Disutradarai oleh Baltasar Kormákur, Everest (2015) adalah film survival drama yang mengangkat kisah nyata bencana di Gunung Everest pada Mei 1996. Film ini didasarkan pada laporan para penyintas, termasuk buku nonfiksi “Into Thin Air” karya Jon Krakauer, meski film ini mengambil pendekatan yang lebih luas terhadap kisah semua pihak yang terlibat.
Dengan jajaran pemain bintang seperti Jason Clarke, Josh Brolin, Jake Gyllenhaal, Keira Knightley, dan Emily Watson, Everest berupaya menghadirkan realisme mendalam tentang bagaimana alam—dalam wujud tertingginya—bisa mengalahkan ambisi manusia dalam sekejap.
Cerita mengikuti dua kelompok ekspedisi komersial: Adventure Consultants yang dipimpin oleh Rob Hall (Jason Clarke), dan Mountain Madness yang dipimpin oleh Scott Fischer (Jake Gyllenhaal). Kedua tim berusaha mencapai puncak Everest, namun kondisi cuaca ekstrem, kelelahan fisik, dan kesalahan perhitungan menyebabkan kekacauan besar. Film ini memperlihatkan momen-momen puncak keberanian dan keputusasaan para pendaki ketika badai salju menghantam mereka di atas ketinggian 8.000 meter.
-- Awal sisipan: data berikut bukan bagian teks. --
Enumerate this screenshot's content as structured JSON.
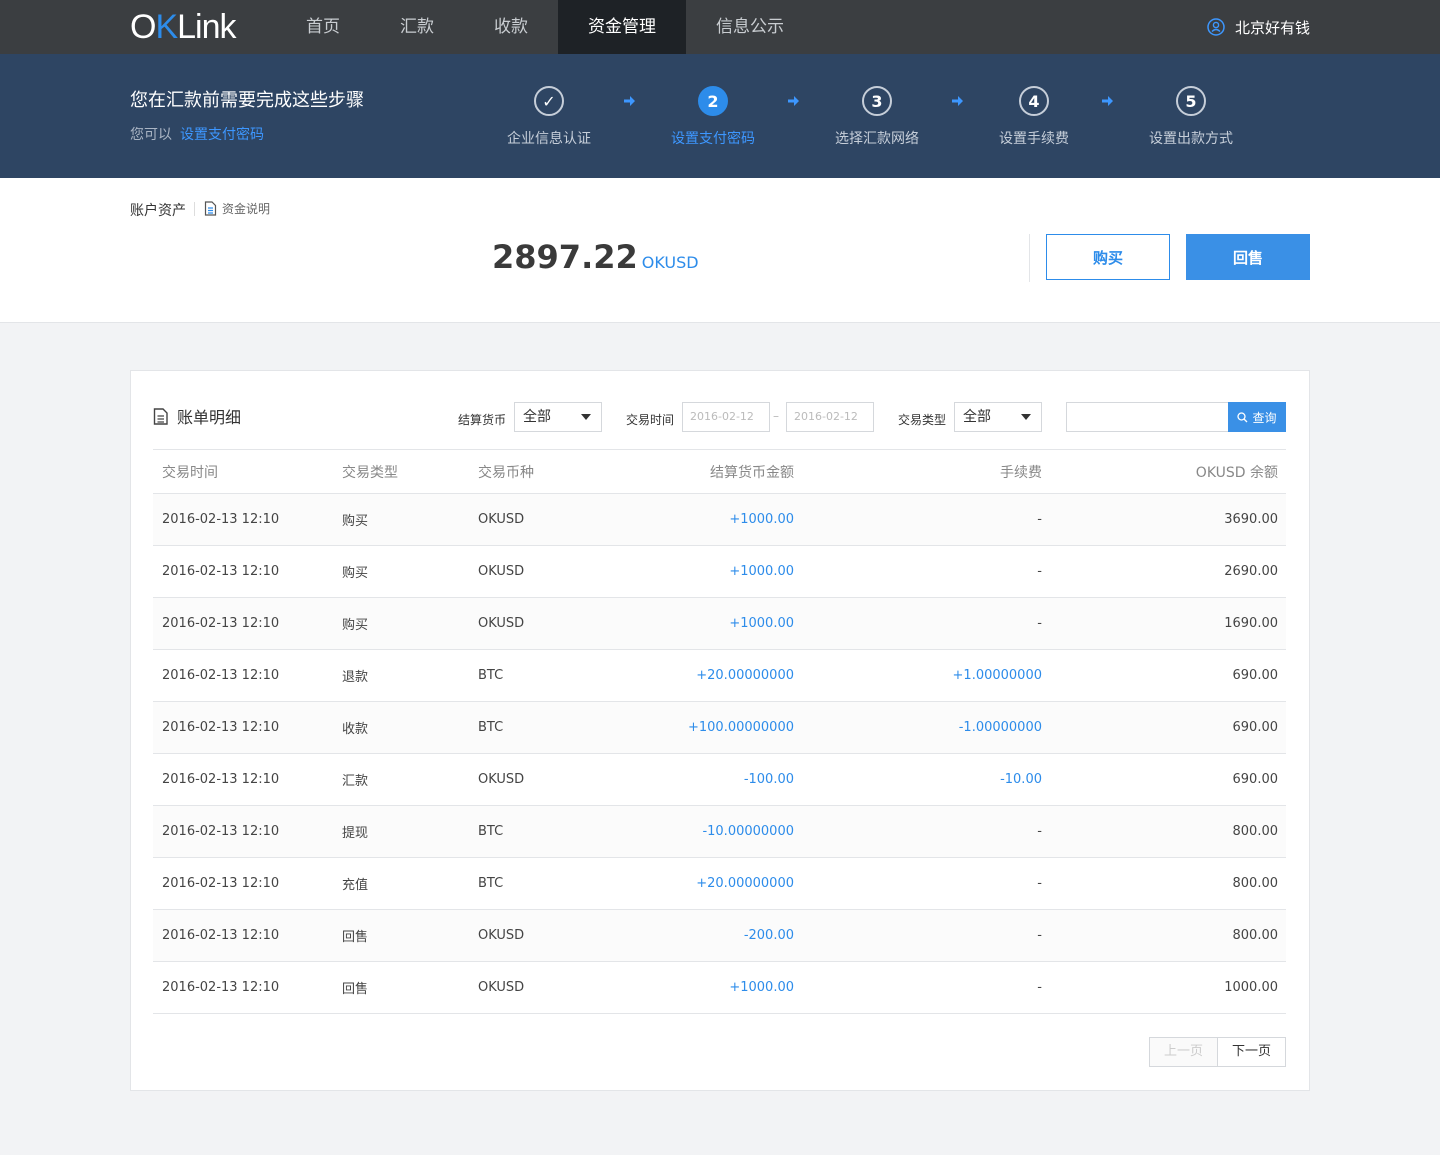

Alur cerita dibangun dengan pace yang stabil, memperkenalkan karakter-karakter utama sebelum badai besar datang. Ini memungkinkan penonton mengenal dan merasa dekat dengan para pendaki, meskipun beberapa karakter terasa kurang tereksplorasi karena jumlah tokoh yang cukup banyak. Namun begitu, konflik moral—seperti batas antara profesionalisme dan empati, atau keputusan hidup dan mati—disisipkan dengan cukup kuat untuk menciptakan ketegangan emosional yang merayap perlahan.
Skenario yang ditulis oleh William Nicholson dan Simon Beaufoy cukup efektif dalam merangkai dialog yang tidak terlalu sentimental namun tetap menyentuh. Para karakter tidak terlalu banyak berbicara dalam adegan klimaks, dan justru itulah kekuatannya: film ini tahu kapan harus diam dan membiarkan visual serta atmosfer berbicara. Meskipun struktur naratifnya agak konvensional, Everest tetap terasa otentik karena berpegang teguh pada detail peristiwa nyata tanpa melodrama berlebihan.
Sinematografi oleh Salvatore Totino adalah salah satu kekuatan utama film ini. Gunung Everest ditampilkan sebagai entitas megah sekaligus mengerikan, dengan lanskap yang indah tapi membekukan. Penggunaan IMAX 3D membuat pengalaman menonton lebih imersif, membuat penonton seolah berada di lereng gunung bersama para pendaki. Efek visual dan tata suara digunakan untuk menegaskan ketegangan: angin yang menderu, jurang yang menganga, serta suara detak jantung yang melambat dalam kondisi oksigen minim—semuanya menambah lapisan ketakutan yang realistis.
Jason Clarke tampil menonjol sebagai Rob Hall, memerankan sosok pemimpin yang rasional dan penuh empati. Jake Gyllenhaal memberikan karisma santai sebagai Scott Fischer, walau screentime-nya terbatas. Josh Brolin sebagai Beck Weathers juga menyampaikan perjalanan emosional yang mengharukan—seorang pria keras kepala yang akhirnya bertahan hidup melawan segala rintangan. Keira Knightley sebagai Jan Hall dan Emily Watson sebagai Helen Wilton menambah kedalaman emosional sebagai dua wanita yang menunggu kabar dari basecamp dengan hati penuh ketakutan.
Everest bukan hanya tentang petualangan ekstrem, tapi tentang batas kemampuan manusia, harga ambisi, dan kesetiaan dalam kondisi paling mustahil. Film ini mempertanyakan: apakah mencapai puncak layak dibayar dengan nyawa? Dalam konteks ini, Everest menawarkan refleksi menyakitkan tentang keputusan dan konsekuensinya di tempat paling mematikan di Bumi.
Sebagai film bencana berbasis kisah nyata, Everest berhasil memadukan visual yang megah, drama manusia yang menggugah, dan ketegangan yang konstan. Meski sedikit terjebak dalam karakterisasi yang terbatas, film ini tetap efektif menyampaikan perasaan takut dan kagum terhadap alam yang tak terduga.
“Everest” adalah pengalaman menonton yang menegangkan, emosional, dan memukau secara visual—sebuah penghormatan penuh hormat kepada keberanian dan tragedi manusia di batas tertinggi dunia.